Saturday, August 28, 2010

The Right To Assemble

I was tempted to post something on the Glenn Beck Extravaganza at the Lincoln Memorial today. There was certainly enough material to glean for a post, whether in the traditional media or on the not-so-traditional media (the blogosphere). I decided that I probably wouldn't add much to the discourse, so I'm giving the whole matter a pass, at least for today.

What I will say today, however, is that Mr. Beck and his cohort have every right to hold that festival to "Restore Honor," today and every other day of the year, just as the other demonstration, the more traditional one commemorating Martin Luther King's transcendent speech on the same spot Mr. Beck will be occupying, have a right to assemble nearby. It's guaranteed by our Constitution, and it's one right that gets stronger each time it is exercised.

That said, I want to comment on another assembly, one that has been taking place in the area of Los Angeles known as Century City for the past week or so. The numbers involved are strikingly different: not hundreds of thousands or tens of thousands or even thousands. Less than a hundred union demonstrators representing janitorial workers have been protesting the dismissal of 16 workers. Tim Rutten has a particularly good take on the story.

Over the past week, a drama has been in progress outside two of the city's most expensive office buildings, 2000 Avenue of the Stars and the Century Plaza Tower in Century City.

Two weeks ago, 16 of the janitors who clean the high-rises that are home to some of the world's richest talent agencies, financial service companies and law firms were laid off. Their colleagues walked off the job in sympathy, and other members of SEIU, the union that represents them, have been staging a variety of protests, including a hunger strike that ended Friday. They're demanding that JP Morgan Chase, the $2-trillion bank that owns the buildings and paid out billions in bonuses to its executives last year, hire the 16 back.

The bank shrugs off the situation, pointing out that it contracts with ABM Industries to clean the towers. "The dispute is between a vendor and [its] employees, not Chase," corporate spokesman Gary Kishner wrote in a statement. Meanwhile, the city's news media have handled this story mainly as an exasperated tale of inconvenience and traffic jams for people going to and from work, rather than as a story about 16 people, many of them single mothers, who were tossed out on the street by a profitable company seeking to cut costs. It's hard not to be struck by the contrast between that lack of empathetic generosity and the courageous solidarity shown by their 57 fellow janitors who risked their own jobs in an economy with rampant unemployment. These people make $13.50 an hour; the tenants in that building have blazers on which every button costs three times that. ...

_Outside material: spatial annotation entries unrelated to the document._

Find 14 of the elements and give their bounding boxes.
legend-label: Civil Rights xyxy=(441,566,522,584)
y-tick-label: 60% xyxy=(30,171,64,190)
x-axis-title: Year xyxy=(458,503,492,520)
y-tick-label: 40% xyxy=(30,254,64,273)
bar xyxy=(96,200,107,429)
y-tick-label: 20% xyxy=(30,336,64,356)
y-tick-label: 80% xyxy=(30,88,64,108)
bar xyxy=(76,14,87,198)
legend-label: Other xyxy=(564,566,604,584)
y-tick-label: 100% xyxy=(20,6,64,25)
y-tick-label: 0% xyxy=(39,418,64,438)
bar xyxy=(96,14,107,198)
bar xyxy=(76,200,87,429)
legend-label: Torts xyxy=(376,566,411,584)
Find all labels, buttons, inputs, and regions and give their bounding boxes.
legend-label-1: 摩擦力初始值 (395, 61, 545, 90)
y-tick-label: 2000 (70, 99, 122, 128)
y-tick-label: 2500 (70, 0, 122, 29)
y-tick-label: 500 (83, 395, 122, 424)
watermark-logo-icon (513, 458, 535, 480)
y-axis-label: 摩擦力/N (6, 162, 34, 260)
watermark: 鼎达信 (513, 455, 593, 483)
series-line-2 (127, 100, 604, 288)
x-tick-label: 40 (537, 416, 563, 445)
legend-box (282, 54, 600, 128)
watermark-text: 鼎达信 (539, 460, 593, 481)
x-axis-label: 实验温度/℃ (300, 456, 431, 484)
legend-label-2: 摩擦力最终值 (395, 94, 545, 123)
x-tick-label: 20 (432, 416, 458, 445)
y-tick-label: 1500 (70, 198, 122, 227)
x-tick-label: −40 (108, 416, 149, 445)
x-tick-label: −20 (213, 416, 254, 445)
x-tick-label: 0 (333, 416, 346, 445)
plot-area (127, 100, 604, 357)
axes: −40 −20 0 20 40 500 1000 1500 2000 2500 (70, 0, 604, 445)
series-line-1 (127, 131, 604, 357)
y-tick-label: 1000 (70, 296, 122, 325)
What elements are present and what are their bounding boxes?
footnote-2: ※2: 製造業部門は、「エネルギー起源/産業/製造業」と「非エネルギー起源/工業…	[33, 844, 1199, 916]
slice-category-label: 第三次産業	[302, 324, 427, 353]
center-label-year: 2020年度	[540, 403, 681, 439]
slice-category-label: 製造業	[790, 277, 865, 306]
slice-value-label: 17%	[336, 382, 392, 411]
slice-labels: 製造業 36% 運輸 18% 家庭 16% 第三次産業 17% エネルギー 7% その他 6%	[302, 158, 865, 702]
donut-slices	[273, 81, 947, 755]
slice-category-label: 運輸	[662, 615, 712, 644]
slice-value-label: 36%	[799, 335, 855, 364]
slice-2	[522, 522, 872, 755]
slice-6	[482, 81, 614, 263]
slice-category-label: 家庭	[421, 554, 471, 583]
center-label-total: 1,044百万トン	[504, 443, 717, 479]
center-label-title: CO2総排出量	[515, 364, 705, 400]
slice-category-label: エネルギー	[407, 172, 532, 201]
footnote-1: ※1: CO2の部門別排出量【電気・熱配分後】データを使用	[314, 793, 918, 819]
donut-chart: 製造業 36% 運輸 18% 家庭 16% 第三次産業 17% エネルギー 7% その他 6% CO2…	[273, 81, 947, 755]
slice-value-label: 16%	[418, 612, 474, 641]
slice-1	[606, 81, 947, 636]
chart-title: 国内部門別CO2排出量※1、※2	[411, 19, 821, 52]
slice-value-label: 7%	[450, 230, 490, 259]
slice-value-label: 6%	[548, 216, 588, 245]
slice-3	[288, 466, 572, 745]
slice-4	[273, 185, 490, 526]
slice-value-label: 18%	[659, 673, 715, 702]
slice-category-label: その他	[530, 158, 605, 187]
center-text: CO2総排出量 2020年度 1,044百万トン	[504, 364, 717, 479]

Publicly traded ABM is one of the country's largest maintenance contractors, with annual revenue of $3.5 billion. It earned $855.5 million in the second quarter of this year and paid its stockholders their 177th consecutive quarterly dividend. ABM also has the requisite flashy website that enumerates its corporate principles. Among them is "respecting our employees.... ABM treats everyone justly and fairly. When employees are happy, we know they'll do their best for our customers."
[Emphasis added]

For some reason, the press doesn't seem too impressed by the economic injustice so blatant in the story. Apparently janitors and line workers and clerical workers just don't count. They're fungible, a dime a dozen. Those wearing the expensive suits were inconvenienced, and that's all that matters.

And the fact that ABM has just added to the unemployment ranks of California (which stands at more than 1 in 10 workers) so that the bottom line looks better to the shareholders who have come to expect their dividends as a matter of course is just an irrelevant blip on the whole matter.

Maybe this country really does need to Restore Honor, although I'm reasonably certain that's not what Mr. Beck and the Tea Partiers have in mind. They seem to be more interested in re-sourcing that honor from their idea of the Christian God.

I am reminded of one of the laments from an Old Testament prophet: "How long, o Lord, how long!"